Fuck I hate those fuckers. The kids who go to every college workshop with the same fucking story they wrote four fucking years ago. And everyone is always like, this shit is CRAY you need to publish it right away. Yeah no shit you can’t find a fucking flaw in it. I remember workshopping it when it was supposedly a rough fucking draft.
Fuck those fucking clowns. Those fuckwad nincapoops- yeah I fucking misspelled that fucking word but whatever, it’s my blog and I can type however the fuck I want. Honestly it doesn’t fucking matter if anyone fucking reads this shit. I’ll keep blogging. It’s a fun fucking way to spend the day. And it is a nice active break from writing because I just get to word vomit on a fucking blank sheet and publish it. Talk about immediate fucking gratification. I have no fucking complaints. Nuh uh. Not one.
I do wish I could finish this fucking collection of short stories faster. I want to fucking publish it already. I want to get my fucking name out there. For a number of reasons. Yeah gratitude is one, but another is just the fucking irony of getting everyone to know the name IDK when it fucking stands for “I don’t know.” I mean that’s fucking funny to me.
Fuck I am tired.
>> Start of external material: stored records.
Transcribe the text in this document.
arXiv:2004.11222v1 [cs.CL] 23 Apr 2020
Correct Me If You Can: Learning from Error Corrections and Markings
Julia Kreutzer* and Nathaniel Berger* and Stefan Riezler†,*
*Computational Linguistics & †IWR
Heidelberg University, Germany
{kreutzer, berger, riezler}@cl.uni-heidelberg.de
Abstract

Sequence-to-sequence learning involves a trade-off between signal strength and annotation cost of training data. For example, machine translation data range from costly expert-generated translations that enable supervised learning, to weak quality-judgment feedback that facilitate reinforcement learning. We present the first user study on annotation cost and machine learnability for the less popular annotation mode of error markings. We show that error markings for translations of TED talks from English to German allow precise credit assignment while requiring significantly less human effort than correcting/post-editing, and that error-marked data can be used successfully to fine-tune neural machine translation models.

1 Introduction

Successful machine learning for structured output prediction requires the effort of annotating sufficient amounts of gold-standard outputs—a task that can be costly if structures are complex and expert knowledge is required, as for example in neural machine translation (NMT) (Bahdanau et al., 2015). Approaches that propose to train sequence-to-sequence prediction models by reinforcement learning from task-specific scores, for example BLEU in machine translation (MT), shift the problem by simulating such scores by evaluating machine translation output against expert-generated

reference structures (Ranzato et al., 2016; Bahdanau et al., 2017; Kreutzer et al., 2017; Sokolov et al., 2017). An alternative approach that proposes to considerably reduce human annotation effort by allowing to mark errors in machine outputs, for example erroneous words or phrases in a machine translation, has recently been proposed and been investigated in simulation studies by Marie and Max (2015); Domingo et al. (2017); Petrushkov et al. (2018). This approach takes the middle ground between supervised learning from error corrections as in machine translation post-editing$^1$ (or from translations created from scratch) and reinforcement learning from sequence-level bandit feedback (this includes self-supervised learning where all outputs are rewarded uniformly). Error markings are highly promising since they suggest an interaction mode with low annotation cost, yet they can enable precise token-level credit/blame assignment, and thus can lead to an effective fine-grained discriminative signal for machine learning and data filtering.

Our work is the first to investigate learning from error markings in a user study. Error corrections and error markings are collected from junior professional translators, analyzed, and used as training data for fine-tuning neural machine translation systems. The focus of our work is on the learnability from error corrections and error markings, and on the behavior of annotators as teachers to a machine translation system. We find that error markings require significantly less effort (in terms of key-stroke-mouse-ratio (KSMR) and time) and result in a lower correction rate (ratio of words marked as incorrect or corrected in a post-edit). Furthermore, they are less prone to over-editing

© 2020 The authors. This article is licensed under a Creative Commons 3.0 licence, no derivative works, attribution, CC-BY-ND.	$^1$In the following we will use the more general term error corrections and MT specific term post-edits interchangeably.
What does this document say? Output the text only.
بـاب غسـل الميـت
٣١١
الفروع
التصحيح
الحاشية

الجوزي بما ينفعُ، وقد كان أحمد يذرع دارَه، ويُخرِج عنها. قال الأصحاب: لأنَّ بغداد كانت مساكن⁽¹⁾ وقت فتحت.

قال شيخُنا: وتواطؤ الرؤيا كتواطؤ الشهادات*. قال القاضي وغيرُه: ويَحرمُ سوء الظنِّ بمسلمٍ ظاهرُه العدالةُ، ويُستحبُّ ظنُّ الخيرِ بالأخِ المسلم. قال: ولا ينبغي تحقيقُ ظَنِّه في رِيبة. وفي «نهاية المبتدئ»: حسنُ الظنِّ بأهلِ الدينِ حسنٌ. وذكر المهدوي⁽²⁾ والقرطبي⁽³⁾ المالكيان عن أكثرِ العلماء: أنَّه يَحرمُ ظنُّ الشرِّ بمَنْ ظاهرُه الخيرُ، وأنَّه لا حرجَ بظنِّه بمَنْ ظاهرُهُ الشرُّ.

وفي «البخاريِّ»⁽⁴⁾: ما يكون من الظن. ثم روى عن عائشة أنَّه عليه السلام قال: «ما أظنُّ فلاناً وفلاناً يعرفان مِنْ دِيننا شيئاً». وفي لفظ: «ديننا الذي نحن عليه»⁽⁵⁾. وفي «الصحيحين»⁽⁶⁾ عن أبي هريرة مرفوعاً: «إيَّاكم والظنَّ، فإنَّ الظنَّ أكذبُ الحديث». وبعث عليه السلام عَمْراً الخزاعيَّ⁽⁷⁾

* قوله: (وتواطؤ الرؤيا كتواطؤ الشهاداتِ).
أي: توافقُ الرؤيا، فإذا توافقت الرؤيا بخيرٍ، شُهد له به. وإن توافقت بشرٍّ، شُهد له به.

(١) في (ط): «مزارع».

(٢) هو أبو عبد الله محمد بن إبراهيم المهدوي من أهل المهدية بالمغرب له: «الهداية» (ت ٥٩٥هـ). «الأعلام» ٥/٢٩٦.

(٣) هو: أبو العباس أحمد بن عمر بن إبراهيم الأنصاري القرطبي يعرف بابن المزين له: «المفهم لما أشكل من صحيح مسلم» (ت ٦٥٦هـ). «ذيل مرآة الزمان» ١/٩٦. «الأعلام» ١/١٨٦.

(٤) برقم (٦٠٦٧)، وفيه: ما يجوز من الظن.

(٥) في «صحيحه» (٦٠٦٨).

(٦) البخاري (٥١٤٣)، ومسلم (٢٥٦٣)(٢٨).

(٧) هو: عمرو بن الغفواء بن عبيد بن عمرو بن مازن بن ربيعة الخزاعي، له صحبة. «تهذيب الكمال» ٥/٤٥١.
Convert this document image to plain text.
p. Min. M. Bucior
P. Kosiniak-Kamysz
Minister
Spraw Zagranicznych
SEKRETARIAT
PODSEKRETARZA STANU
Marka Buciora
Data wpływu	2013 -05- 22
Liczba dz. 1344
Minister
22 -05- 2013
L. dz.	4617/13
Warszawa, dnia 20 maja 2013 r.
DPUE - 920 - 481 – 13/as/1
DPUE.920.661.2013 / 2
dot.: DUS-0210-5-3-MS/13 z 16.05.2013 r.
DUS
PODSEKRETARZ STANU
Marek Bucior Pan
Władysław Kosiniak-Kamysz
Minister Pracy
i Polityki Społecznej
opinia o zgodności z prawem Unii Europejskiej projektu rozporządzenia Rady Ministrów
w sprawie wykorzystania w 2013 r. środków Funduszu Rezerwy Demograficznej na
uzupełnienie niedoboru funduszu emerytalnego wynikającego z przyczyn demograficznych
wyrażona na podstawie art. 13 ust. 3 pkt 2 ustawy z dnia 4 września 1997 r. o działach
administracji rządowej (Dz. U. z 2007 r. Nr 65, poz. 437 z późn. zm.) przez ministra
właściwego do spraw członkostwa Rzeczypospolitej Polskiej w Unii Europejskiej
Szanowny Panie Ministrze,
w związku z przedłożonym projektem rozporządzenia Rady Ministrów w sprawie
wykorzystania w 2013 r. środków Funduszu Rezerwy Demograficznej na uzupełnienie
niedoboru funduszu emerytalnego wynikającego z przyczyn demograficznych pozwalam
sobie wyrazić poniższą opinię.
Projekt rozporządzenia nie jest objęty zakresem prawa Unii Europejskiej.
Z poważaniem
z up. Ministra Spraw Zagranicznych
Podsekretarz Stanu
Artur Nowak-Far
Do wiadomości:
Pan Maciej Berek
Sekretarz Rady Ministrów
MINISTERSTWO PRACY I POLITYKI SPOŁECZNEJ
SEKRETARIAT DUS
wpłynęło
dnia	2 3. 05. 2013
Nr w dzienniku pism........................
The story I am working on right now is fucking funny. I think the collection is going to be short. Only 5 or 6 fucking stories. All linking together with one another. It’s fucking boss! I fucking love referencing other stories throughout the whole fucking thing. I want to reference the stories in my novels. Have my characters hear about the crazy, pathetic losers from this collection. “Oh did you hear about that fucking loser who was hit by a cab? Damn, I tried to feel sorry for him, but he was a bigot and a crook.”
As soon as these books take off too I really want to be fucking ironic and right the most crazy super natural and maybe gory shit I can and then donate proceeds to charities. Ha call me the IDK the Considerate Douche! Sort of a Hunter Moore vibe except I would be publishing fiction from my own imagination so it’d probably offend fewer people. That is an interesting cult. Does anyone here still follow him? He is an interesting guy. Tough to get a hold on. He might be the prime example of purgatory bound. I mean he isn’t afraid to fuck people up and he isn’t afraid to ruin someone who comes after him. But he also deals with a lot of assholes. And instead of hoarding all that money he donates that shit to charity. I think. I’m not entirely sure. Please do not quote me on Hunter Moore or the family.
Anyway, it is probably time to get back to working on this fucking collection. I need to tie some more fucking pathetic characters together in this dim universe they live in. I imagine it almost completely grey. Like these characters are too emo for color but can’t fucking afford black.
Anyway, as always this is IDK and just fucking do your chores already.